Aux termes de l'article L. 229 du LPF (N° Lexbase : L9528IYK), la mise en oeuvre des poursuites en matière de fraude fiscale est subordonnée au dépôt préalable d'une plainte, sans qu'il y ait lieu, au préalable, de mettre le contribuable en demeure de régulariser sa situation. La plainte doit préciser les faits qui justifient son dépôt, mais n'est pas soumise à des conditions de forme, à l'exception de sa date et de la signature de l'autorité compétente (Cass. crim., 4 février 1991, n° 90-81.058 N° Lexbase : A3349ACZ).
L'article L. 230 du LPF (N° Lexbase : L9536IYT) énonce que "les plaintes peuvent être déposées jusqu'à la fin de la troisième année qui suit celle au cours de laquelle l'infraction a été commise [...]. La prescription de l'action publique est suspendue pendant une durée maximum de six mois entre la date de saisine de la commission des infractions fiscales et la date à laquelle cette commission émet un avis". La prescription vient à échéance le 31 décembre de la troisième année qui suit celle au cours de laquelle l'infraction a été commise (Cass. crim., 13 décembre 1982, n° 80-95.151 N° Lexbase : A9457ATG, Bull. crim. n° 284). Dès que la commission a formulé un avis, la prescription recommence à courir pour une durée égale à celle qui reste à échoir lors de la suspension (Cass. crim., 17 mars 1986, n° 84-92.906). Rappelons enfin que le juge doit rechercher pour chacune des infractions et chacun des exercices la date d'échéance de la prescription de l'action publique, ainsi que les actes de poursuites ayant éventuellement interrompu la prescription (Cass. crim., 7 avril 1992 N° Lexbase : A0609AB8, Droit fiscal, 1993, comm. 2496).

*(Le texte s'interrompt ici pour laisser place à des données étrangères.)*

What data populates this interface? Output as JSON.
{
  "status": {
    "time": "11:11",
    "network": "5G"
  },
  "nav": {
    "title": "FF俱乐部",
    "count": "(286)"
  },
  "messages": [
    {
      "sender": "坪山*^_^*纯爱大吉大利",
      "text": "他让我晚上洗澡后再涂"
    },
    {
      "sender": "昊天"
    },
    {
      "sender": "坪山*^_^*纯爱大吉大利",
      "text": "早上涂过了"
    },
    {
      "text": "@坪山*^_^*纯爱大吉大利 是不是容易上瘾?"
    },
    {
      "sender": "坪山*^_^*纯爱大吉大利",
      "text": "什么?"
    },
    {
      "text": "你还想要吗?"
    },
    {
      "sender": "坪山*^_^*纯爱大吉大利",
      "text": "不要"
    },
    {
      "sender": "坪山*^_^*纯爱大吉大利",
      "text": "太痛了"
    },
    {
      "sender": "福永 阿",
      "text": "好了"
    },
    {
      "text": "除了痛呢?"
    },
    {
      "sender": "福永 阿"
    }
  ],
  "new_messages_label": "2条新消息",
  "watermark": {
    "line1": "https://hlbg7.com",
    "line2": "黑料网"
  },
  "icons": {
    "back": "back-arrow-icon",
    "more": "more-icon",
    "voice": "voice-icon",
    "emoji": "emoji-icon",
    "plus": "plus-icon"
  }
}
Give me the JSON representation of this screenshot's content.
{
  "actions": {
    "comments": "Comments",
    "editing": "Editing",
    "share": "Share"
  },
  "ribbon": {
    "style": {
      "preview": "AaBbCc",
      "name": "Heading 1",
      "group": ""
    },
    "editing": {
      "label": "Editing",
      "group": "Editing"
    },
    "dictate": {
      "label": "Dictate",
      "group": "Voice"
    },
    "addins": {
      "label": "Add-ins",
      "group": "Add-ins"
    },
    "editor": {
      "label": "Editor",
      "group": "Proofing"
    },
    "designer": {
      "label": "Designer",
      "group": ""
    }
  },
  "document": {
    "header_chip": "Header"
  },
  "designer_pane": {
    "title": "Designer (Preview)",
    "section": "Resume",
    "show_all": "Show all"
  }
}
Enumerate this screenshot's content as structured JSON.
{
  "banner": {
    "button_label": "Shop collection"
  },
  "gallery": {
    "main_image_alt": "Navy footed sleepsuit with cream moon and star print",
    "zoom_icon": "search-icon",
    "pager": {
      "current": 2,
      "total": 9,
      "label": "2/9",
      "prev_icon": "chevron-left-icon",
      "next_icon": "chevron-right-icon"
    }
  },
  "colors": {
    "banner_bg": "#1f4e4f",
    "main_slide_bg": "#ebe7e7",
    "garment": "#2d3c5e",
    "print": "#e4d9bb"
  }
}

Dans une affaire assez ancienne, un contribuable requérant était poursuivi pour avoir souscrit une déclaration de revenu global minorée. Devant les juridictions compétentes, le contribuable soutenait que la procédure était irrégulière au motif que la plainte, préalable aux poursuites du chef de fraude fiscale, avait été déposée par l'administration fiscale après le délai de prescription de l'action publique.
La Cour de cassation avait fini par juger que la plainte de l'administration, préalable aux poursuites du chef de fraude fiscale, ne constituait pas un acte de poursuite ou d'instruction, au sens de l'article 7 du Code de procédure pénale (N° Lexbase : L9879IQX), et n'avait pas d'effet interruptif de la prescription de l'action publique (Cass. crim., 19 mai 2005, n° 04-85.076, F-P+F N° Lexbase : A6587DIS). Cette jurisprudence s'inscrivait à la suite d'une jurisprudence ancienne et bien établie (Cass. crim., 17 mai 1989, n° 88-80.603 N° Lexbase : A3064AUZ, Droit fiscal, 1990, comm. 760).
En revanche, la réquisition aux fins d'enquête délivrée par un service de police judiciaire par la procureur de la République après réception de la plainte est interruptive de la prescription (Cass. crim., 22 janvier 1990, n° 88-85.361 N° Lexbase : A5054CIZ, RJF, 1990, 11, comm. 1403).
Enfin, lorsque la plainte de l'administration est datée du jour des réquisitions aux fins fiscales du procureur de la République, il importe peu que cette plainte n'ait été enregistrée que postérieurement à ces réquisitions (Cass. crim., 17 novembre 2004, n° 04-80.855, FS-P+F N° Lexbase : A3769DEC).
En l'espèce, la Cour de cassation opère un revirement de sa jurisprudence, considérant que la prescription de l'action pénale s'interrompt dès la transmission par l'administration de la demande au procureur de la République d'ouverture d'une enquête, peu importe sa date de réception par les services de police. Ce revirement est d'importance au regard des délais de prescription.